Marielle Giroud

Geburtsdatum: 5. Dezember 1987.
Beruf: OS-Lehrerin.

Wohnort: Granges-Paccot.
Verein: Elfic Freiburg.
Erfolge 2020: Schweizer Meisterin, Siege im Liga- und Schweizer Cup, NLA-MVP, Viertelfinal-Qualifikation im Eurocup.

 

Sie ist schlicht die beste Schweizer Basketballerin aller Zeiten. Über 20 Titel hat Marielle Giroud in ihrer Karriere bereits geholt. Zunächst mit Hélios und seit 2017 mit Elfic Freiburg ist die 34-jährige Walliserin das Mass aller Dinge im Frauen-Basketball. Im Frühling holte sie mit Elfic nicht zum ersten Mal das Triple mit Meisterschaft und den beiden Cup-Pokalen. Natürlich wurde sie zusätzlich als Most Valuable Player ausgezeichnet. Auf Girouds Dominanz wurde man zuletzt auch in der Deutschschweiz aufmerksam. Sie war eine der Kandidaten für die MVP-Auszeichnung bei den Sports Awards, die am letzten Sonntag in Zürich vergeben wurden. Den Sieg trug letztlich Yann Sommer davon. Nur schon nominiert gewesen zu sein, war für Giroud und den Frauen-Basketball aber bereits ein Erfolg.
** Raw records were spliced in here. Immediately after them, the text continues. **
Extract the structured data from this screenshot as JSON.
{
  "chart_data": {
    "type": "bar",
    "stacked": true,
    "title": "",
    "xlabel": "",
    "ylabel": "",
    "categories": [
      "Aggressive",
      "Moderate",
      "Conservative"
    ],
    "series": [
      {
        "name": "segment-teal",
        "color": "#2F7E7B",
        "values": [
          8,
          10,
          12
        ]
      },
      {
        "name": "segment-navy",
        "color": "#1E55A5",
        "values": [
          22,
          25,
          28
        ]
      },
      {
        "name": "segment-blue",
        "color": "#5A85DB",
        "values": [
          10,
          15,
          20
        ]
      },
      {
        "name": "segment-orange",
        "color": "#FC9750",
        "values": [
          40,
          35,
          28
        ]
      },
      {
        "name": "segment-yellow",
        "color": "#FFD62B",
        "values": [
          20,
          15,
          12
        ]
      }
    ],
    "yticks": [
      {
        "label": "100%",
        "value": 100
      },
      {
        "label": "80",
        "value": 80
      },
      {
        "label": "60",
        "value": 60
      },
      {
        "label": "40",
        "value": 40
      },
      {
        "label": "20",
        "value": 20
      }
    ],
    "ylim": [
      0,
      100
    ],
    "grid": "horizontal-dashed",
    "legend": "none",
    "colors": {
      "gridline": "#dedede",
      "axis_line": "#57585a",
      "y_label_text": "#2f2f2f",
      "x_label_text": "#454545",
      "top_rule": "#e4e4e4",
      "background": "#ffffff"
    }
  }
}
Auf dem Parkett ist Giroud eine Kämpferin. Sie treibt ihre Mitspielerinnen an und ist regelmässig die beste Skorerin ihres Teams. Ausserhalb der Basketballhalle gehört sie eher zu den ruhigen Zeitgenossinnen. «Es ist ein bisschen wie Yin und Yang», sagt Giroud. «Wenn es nicht wie gewünscht läuft, dann nerve ich mich und werde frustriert. Das müsste nicht sein», sagt Giroud selbstkritisch. Nachdem sie in Martigny mit dem Basketball begonnen hatte, sammelte sie während vier Jahren in den USA Erfahrungen und spielte dort, wo der Frauen-Basketball einen ganz anderen Stellenwert hat als hierzulande. «Dennoch glaube ich, dass das Leben als Profi nichts für mich gewesen wäre. Für mich ist Basketball eine Leidenschaft, aber kein Beruf», hält Giroud, die an der OS Sarine-Ouest Sport und Biologie unterrichtet, fest. Die Ausbildung war denn mitunter auch ein Grund, weshalb sie vor vier Jahren nach Freiburg gezogen ist. «Zwischen Sitten und Biel, wo ich studiert habe, zu pendeln, wäre ein bisschen weit gewesen. Also habe ich geschaut, welche Clubs in der Nähe sind, und Elfic hatte ein gutes Team, zudem spielte es im Europacup.» Auf Clubebene auf dem internationalen Parkett spielen zu können, hatte Giroud in ihrer eindrücklichen Karriere noch gefehlt. «Das wollte ich unbedingt noch erleben, bevor ich meine Laufbahn beende.»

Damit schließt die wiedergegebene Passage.